The One Laptop Per Child (OLPC) association is changing strategy: It has joined forces with the United Nations' lead agency for information technology to further spread its green low-cost laptops to school kids in developing nations around the world.
The partnership shows OLPC is diverging from its original strategy of working directly with governments in order to push its mission forward. OLPC started out as a non-profit focused on creating a US$100 laptop PC to distribute to kids in developing nations to keep them from falling behind the information technology revolution.
The original idea was for governments to order OLPC's XO laptops by the millions, thereby driving down the cost per unit through volume discounts on parts and assembly.
It hasn't worked out quite as hoped.
The laptop is twice as expensive as originally planned, and it turns out, many countries want to order a limited number of them to run trials first. Other nations find them far too expensive no matter what the price.
The result is that despite early hopes for the distribution of millions of XO laptops to school children everywhere, there are only about 400,000 or 500,000 in use today.
"In the final analysis, even US$200 per laptop, which is hugely inexpensive for the technology you get, is just too much," said Matt Keller, OLPC's director for Europe, the Middle East and Africa.
Enter the International Telecommunication Union (ITU), a UN agency with the ambitious global goal of connecting everyone to information technology and communications by the year 2015.
OLPC and the ITU plan to combine efforts to spread XO laptops to kids around the world, including promotional efforts, sharing contacts in government, industry, non-governmental organizations and others, and even finding ways to raise funds to drive down the cost of the laptops to zero for the poorest countries in the world.
"Our mission is to spread information and communication technology (ICT) around the world. For the least developed parts of the world, the missing link is now available: affordable laptops," said Sami Al Basheer, director of the ITU's Telecommunication Development Bureau.
"The most important element of this mission is education," he added.
There are a number of countries around the world suffering from a lack of funds for such devices.
In Afghanistan, for example, a country left with little infrastructure after 35 years of nearly constant warfare, first with the Soviet Union and then civil war, the idea of using technology such as the XO laptop is a stretch.
Consider this: until 2002, Afghans had to travel to Pakistan or other neighboring countries just to make a phone call, according to Amirzai Sangin, Minister of Communications and Information Technology in Afghanistan.

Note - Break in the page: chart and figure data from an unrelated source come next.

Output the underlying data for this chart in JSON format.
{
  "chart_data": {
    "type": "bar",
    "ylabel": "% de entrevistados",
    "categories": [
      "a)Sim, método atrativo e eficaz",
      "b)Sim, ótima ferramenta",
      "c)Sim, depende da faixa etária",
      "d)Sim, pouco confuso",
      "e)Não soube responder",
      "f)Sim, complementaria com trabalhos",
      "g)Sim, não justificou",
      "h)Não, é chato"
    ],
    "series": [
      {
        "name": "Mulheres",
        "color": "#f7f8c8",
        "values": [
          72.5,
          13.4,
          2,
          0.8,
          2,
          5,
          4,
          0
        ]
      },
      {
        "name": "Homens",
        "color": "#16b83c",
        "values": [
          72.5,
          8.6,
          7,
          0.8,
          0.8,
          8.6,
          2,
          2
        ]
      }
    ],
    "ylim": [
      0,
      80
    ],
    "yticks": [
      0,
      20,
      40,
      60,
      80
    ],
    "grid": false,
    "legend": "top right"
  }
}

The U.S. and other members of the coalition with troops in Afghanistan have been generous with funds and building projects, said Sangin, "but you have to consider everything else that we have to allocate money for."
"Two hundred dollars per laptop is a lot of money," he said.
The country is trying to build a national army and school system, provide health care for the first time in many areas, electricity, and infrastructure such as roads and bridges that the Taliban keep blowing up. At the same time, the Afghan government is spending money to develop industries such as agriculture and mining to bring in much needed tax revenue for the central government.
With six million school aged children, Afghanistan worries more about school buildings, books and finding qualified teachers, than providing laptops.
There has been some technological progress in Afghanistan.
Around 6.5 million people, a quarter of the population, now carry mobile phones.
In fact, one of the largest mobile phone service providers in the country, Roshan, has signed on to work with OLPC to promote the XO.
But for Afghanistan, like other desperately poor countries in Africa, Asia and elsewhere, putting one laptop in the hands of every school child is no easy task.
That's why OLPC is revamping its efforts to work directly with international organizations such as the UN and non-governmental organizations (NGOs) to further its mission. These groups can help provide the contacts and funding necessary to more broadly distribute the XO.
"We want to get countries the ability to get these laptops, whatever it takes," said Keller.
Groups such as the ITU put OLPC in contact with key people in governments around the world. Other partners, such as Microsoft, which shares the same mission of spreading technology to poor areas around the world, can be counted on for technology support as well as project funds.
OLPC also hopes to attract more contributors later this year with its Give One, Get One program run in tandem with Amazon.com. Keller believes OLPC may be able to sell twice as many laptops through Amazon.com as when OLPC ran the online program itself.
OLPC hopes donors of all sizes will be attracted to its cause. Although OLPC has succeeded in finding partners in many areas, there's more work to be done with foundations and other charitable organizations.
Every new connection potentially means another XO laptop will end up in the hands of a school child, somewhere.
"From what we've seen we think this laptop can make it," said Al Basheer. "It can spread around the world easily because of the quality and the low cost."